3
votes

I'm currently using a Naive Bayes algorithm to do my text classification.

My end goal is to be able to highlight parts of a big text document if the algorithm has decided the sentence belonged to a category.

Naive Bayes results are good, but I would like to train a NN for this problem, so I've followed this tutorial: http://machinelearningmastery.com/sequence-classification-lstm-recurrent-neural-networks-python-keras/ to build my LSTM network on Keras.

All these notions are quite difficult for me to understand right now, so excuse me if you see some really stupid things in my code.

1/ Preparation of the training data

I have 155 sentences of different sizes that have been tagged to a label.

All these tagged sentences are in a training.csv file:

8,9,1,2,3,4,5,6,7
16,15,4,6,10,11,12,13,14
17,18
22,19,20,21
24,20,21,23

(each integer representing a word)

And all the results are in another label.csv file:

6,7,17,15,16,18,4,27,30,30,29,14,16,20,21 ...

I have 155 lines in trainings.csv, and of course 155 integers in label.csv

My dictionnary has 1038 words.

2/ The code

Here is my current code:

total_words = 1039

## fix random seed for reproducibility
numpy.random.seed(7)


datafile = open('training.csv', 'r')
datareader = csv.reader(datafile)
data = []
for row in datareader:
    data.append(row)



X = data;
Y = numpy.genfromtxt("labels.csv", dtype="int", delimiter=",")

max_sentence_length = 500

X_train = sequence.pad_sequences(X, maxlen=max_sentence_length)
X_test = sequence.pad_sequences(X, maxlen=max_sentence_length)


# create the model
embedding_vecor_length = 32
model = Sequential()
model.add(Embedding(total_words, embedding_vecor_length, input_length=max_sentence_length))
model.add(LSTM(100, dropout=0.2, recurrent_dropout=0.2))
model.add(Dense(1, activation='sigmoid'))
model.compile(loss='binary_crossentropy', optimizer='adam', metrics=['accuracy'])
print(model.summary())
model.fit(X_train, Y, epochs=3, batch_size=64)
# Final evaluation of the model
scores = model.evaluate(X_train, Y, verbose=0)
print("Accuracy: %.2f%%" % (scores[1]*100))

This model is never converging:

155/155 [==============================] - 4s - loss: 0.5694 - acc: 0.0000e+00     
Epoch 2/3
155/155 [==============================] - 3s - loss: -0.2561 - acc: 0.0000e+00     
Epoch 3/3
155/155 [==============================] - 3s - loss: -1.7268 - acc: 0.0000e+00  

I would like to have one of the 24 labels as a result, or a list of probabilities for each label.

What am I doing wrong here?

Thanks for your help!

1
I can't comment.. so i'll leave this as an answer: This may be helpful stackoverflow.com/questions/37543132/…Mancento
The problem is that you categories (Y) are not binary. binary cross entropy is used for two category classifications where the Y values are binary.DJK

1 Answers

4
votes

I've updated my code thanks to the great comments posted to my question.
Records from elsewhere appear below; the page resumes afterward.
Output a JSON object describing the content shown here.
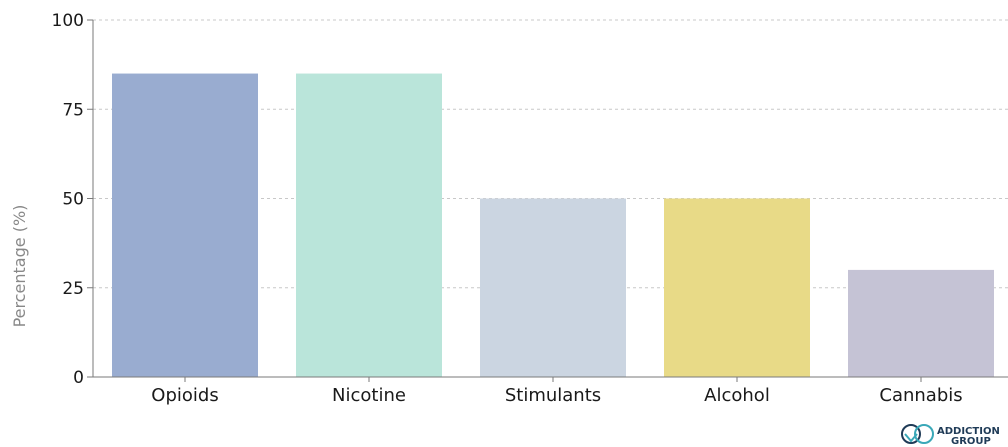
{
  "chart_data": {
    "type": "bar",
    "categories": [
      "Opioids",
      "Nicotine",
      "Stimulants",
      "Alcohol",
      "Cannabis"
    ],
    "values": [
      85,
      85,
      50,
      50,
      30
    ],
    "colors": [
      "#99acd0",
      "#bae5da",
      "#cbd5e1",
      "#e8da87",
      "#c5c3d5"
    ],
    "ylabel": "Percentage (%)",
    "ylim": [
      0,
      100
    ],
    "yticks": [
      0,
      25,
      50,
      75,
      100
    ],
    "grid": true,
    "grid_style": "dotted",
    "gridline_color": "#c8c8c8"
  },
  "logo": {
    "name": "addiction-group-logo",
    "text_line1": "ADDICTION",
    "text_line2": "GROUP",
    "color": "#1f3b57",
    "accent_color": "#3aa8b8"
  }
}
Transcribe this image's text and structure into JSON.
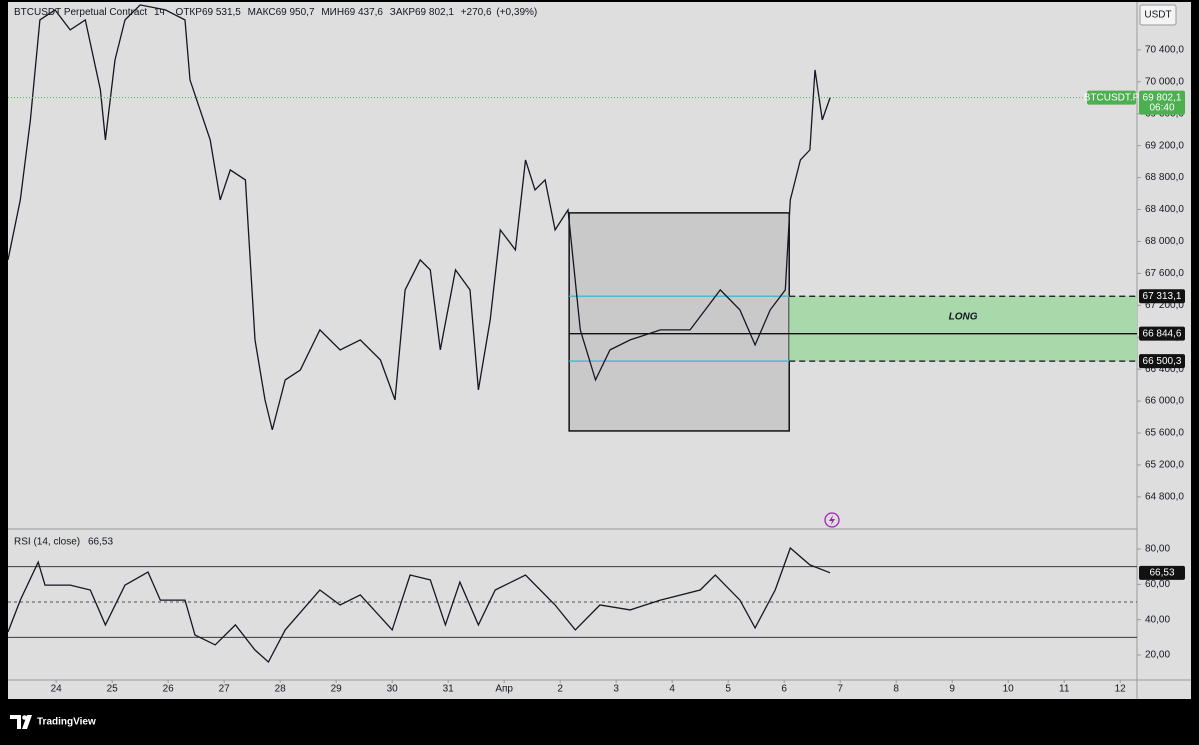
{
  "header": {
    "symbol": "BTCUSDT Perpetual Contract",
    "interval": "1ч",
    "open_key": "ОТКР",
    "open": {
      "value": 69531.5,
      "label": "69 531,5"
    },
    "high_key": "МАКС",
    "high": {
      "value": 69950.7,
      "label": "69 950,7"
    },
    "low_key": "МИН",
    "low": {
      "value": 69437.6,
      "label": "69 437,6"
    },
    "close_key": "ЗАКР",
    "close": {
      "value": 69802.1,
      "label": "69 802,1"
    },
    "change": {
      "value": 270.6,
      "label": "+270,6"
    },
    "change_pct": {
      "value": 0.39,
      "label": "(+0,39%)"
    }
  },
  "currency": "USDT",
  "brand": "TradingView",
  "chart_data": [
    {
      "type": "line",
      "name": "BTCUSDT.P",
      "color": "#131722",
      "x": [
        -0.86,
        -0.64,
        -0.46,
        -0.29,
        -0.02,
        0.25,
        0.52,
        0.79,
        0.88,
        1.05,
        1.23,
        1.5,
        1.95,
        2.3,
        2.39,
        2.57,
        2.75,
        2.93,
        3.11,
        3.38,
        3.55,
        3.73,
        3.86,
        4.09,
        4.36,
        4.71,
        5.07,
        5.43,
        5.79,
        6.05,
        6.23,
        6.5,
        6.68,
        6.86,
        7.13,
        7.39,
        7.54,
        7.75,
        7.93,
        8.2,
        8.38,
        8.55,
        8.73,
        8.91,
        9.14,
        9.36,
        9.63,
        9.89,
        10.25,
        10.79,
        11.32,
        11.59,
        11.86,
        12.21,
        12.48,
        12.75,
        13.02,
        13.11,
        13.29,
        13.46,
        13.55,
        13.68,
        13.82
      ],
      "values": [
        67769,
        68521,
        69523,
        70776,
        70901,
        70651,
        70776,
        69899,
        69272,
        70275,
        70776,
        70964,
        70901,
        70776,
        70024,
        69648,
        69272,
        68521,
        68896,
        68771,
        66766,
        66015,
        65639,
        66265,
        66390,
        66892,
        66641,
        66766,
        66516,
        66015,
        67393,
        67769,
        67643,
        66641,
        67643,
        67393,
        66140,
        67017,
        68145,
        67894,
        69022,
        68646,
        68771,
        68145,
        68395,
        66892,
        66265,
        66641,
        66766,
        66892,
        66892,
        67142,
        67393,
        67142,
        66704,
        67142,
        67393,
        68521,
        69022,
        69147,
        70149,
        69523,
        69802
      ],
      "xlim": [
        -0.86,
        19.3
      ],
      "xticks": [
        {
          "value": 0,
          "label": "24"
        },
        {
          "value": 1,
          "label": "25"
        },
        {
          "value": 2,
          "label": "26"
        },
        {
          "value": 3,
          "label": "27"
        },
        {
          "value": 4,
          "label": "28"
        },
        {
          "value": 5,
          "label": "29"
        },
        {
          "value": 6,
          "label": "30"
        },
        {
          "value": 7,
          "label": "31"
        },
        {
          "value": 8,
          "label": "Апр"
        },
        {
          "value": 9,
          "label": "2"
        },
        {
          "value": 10,
          "label": "3"
        },
        {
          "value": 11,
          "label": "4"
        },
        {
          "value": 12,
          "label": "5"
        },
        {
          "value": 13,
          "label": "6"
        },
        {
          "value": 14,
          "label": "7"
        },
        {
          "value": 15,
          "label": "8"
        },
        {
          "value": 16,
          "label": "9"
        },
        {
          "value": 17,
          "label": "10"
        },
        {
          "value": 18,
          "label": "11"
        },
        {
          "value": 19,
          "label": "12"
        }
      ],
      "ylim": [
        64410,
        71000
      ],
      "yticks": [
        {
          "value": 64800,
          "label": "64 800,0"
        },
        {
          "value": 65200,
          "label": "65 200,0"
        },
        {
          "value": 65600,
          "label": "65 600,0"
        },
        {
          "value": 66000,
          "label": "66 000,0"
        },
        {
          "value": 66400,
          "label": "66 400,0"
        },
        {
          "value": 66800,
          "label": "66 800,0"
        },
        {
          "value": 67200,
          "label": "67 200,0"
        },
        {
          "value": 67600,
          "label": "67 600,0"
        },
        {
          "value": 68000,
          "label": "68 000,0"
        },
        {
          "value": 68400,
          "label": "68 400,0"
        },
        {
          "value": 68800,
          "label": "68 800,0"
        },
        {
          "value": 69200,
          "label": "69 200,0"
        },
        {
          "value": 69600,
          "label": "69 600,0"
        },
        {
          "value": 70000,
          "label": "70 000,0"
        },
        {
          "value": 70400,
          "label": "70 400,0"
        }
      ],
      "last_price": {
        "value": 69802.1,
        "label": "69 802,1"
      },
      "countdown": "06:40",
      "price_color": "#4caf50",
      "range_box": {
        "x": [
          9.16,
          13.09
        ],
        "y": [
          65626,
          68358
        ]
      },
      "levels": [
        {
          "value": 67313.1,
          "label": "67 313,1"
        },
        {
          "value": 66844.6,
          "label": "66 844,6"
        },
        {
          "value": 66500.3,
          "label": "66 500,3"
        }
      ],
      "zone_label": "LONG",
      "zone_color": "#a9d8ab",
      "level_color": "#4fb9cf"
    },
    {
      "type": "line",
      "title": "RSI (14, close)",
      "color": "#131722",
      "x": [
        -0.86,
        -0.64,
        -0.32,
        -0.2,
        0.25,
        0.61,
        0.88,
        1.23,
        1.64,
        1.86,
        2.3,
        2.48,
        2.84,
        3.2,
        3.55,
        3.79,
        4.09,
        4.71,
        5.07,
        5.43,
        6,
        6.32,
        6.68,
        6.95,
        7.21,
        7.54,
        7.84,
        8.38,
        8.91,
        9.27,
        9.71,
        10.25,
        10.79,
        11.5,
        11.77,
        12.21,
        12.48,
        12.84,
        13.11,
        13.46,
        13.82
      ],
      "values": [
        33,
        51.1,
        72.6,
        59.6,
        59.6,
        56.8,
        37,
        59.6,
        67,
        51.1,
        51.1,
        31.3,
        25.7,
        37,
        22.8,
        16,
        34.2,
        56.8,
        48.3,
        54,
        34.2,
        65.3,
        62.5,
        37,
        61.3,
        37,
        56.8,
        65.3,
        48.3,
        34.2,
        48.3,
        45.5,
        51.1,
        56.8,
        65.3,
        51.1,
        35.3,
        56.8,
        80.6,
        71,
        66.53
      ],
      "ylim": [
        5.8,
        90.8
      ],
      "yticks": [
        {
          "value": 20,
          "label": "20,00"
        },
        {
          "value": 40,
          "label": "40,00"
        },
        {
          "value": 60,
          "label": "60,00"
        },
        {
          "value": 80,
          "label": "80,00"
        }
      ],
      "bands": [
        70,
        50,
        30
      ],
      "last_value": {
        "value": 66.53,
        "label": "66,53"
      }
    }
  ]
}
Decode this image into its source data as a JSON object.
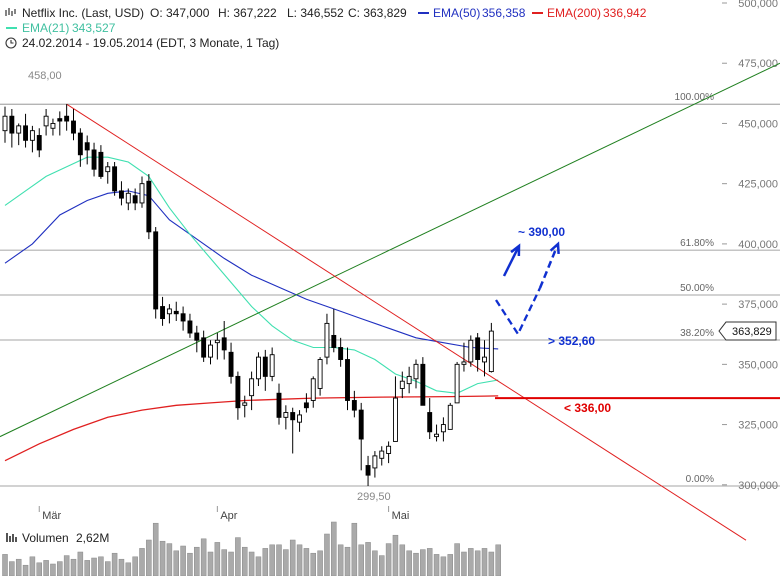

Y_train = numpy.genfromtxt("labels.csv", dtype="int", delimiter=",")
Y_test = numpy.genfromtxt("labels_test.csv", dtype="int", delimiter=",")
Y_train =  np_utils.to_categorical(Y_train)
Y_test = np_utils.to_categorical(Y_test)
max_review_length = 50

X_train = sequence.pad_sequences(X_train, maxlen=max_review_length)
X_test = sequence.pad_sequences(X_test, maxlen=max_review_length)


model = Sequential()
model.add(Embedding(top_words, 32, input_length=max_review_length))
model.add(LSTM(10, dropout=0.2, recurrent_dropout=0.2))
model.add(Dense(31, activation="softmax"))
model.compile(loss='categorical_crossentropy', optimizer='adam', metrics=["accuracy"])

model.fit(X_train, Y_train, epochs=100, batch_size=30)

I think I can play with LSTM size (10 or 100), number of epochs and batch size.

Model has a very poor accuracy (40%). But currently I think it's because I don't have enough data (150 sentences for 24 labels).

I will put this project in standby mode until I get more data.

If someone has some ideas to improve this code, feel free to comment!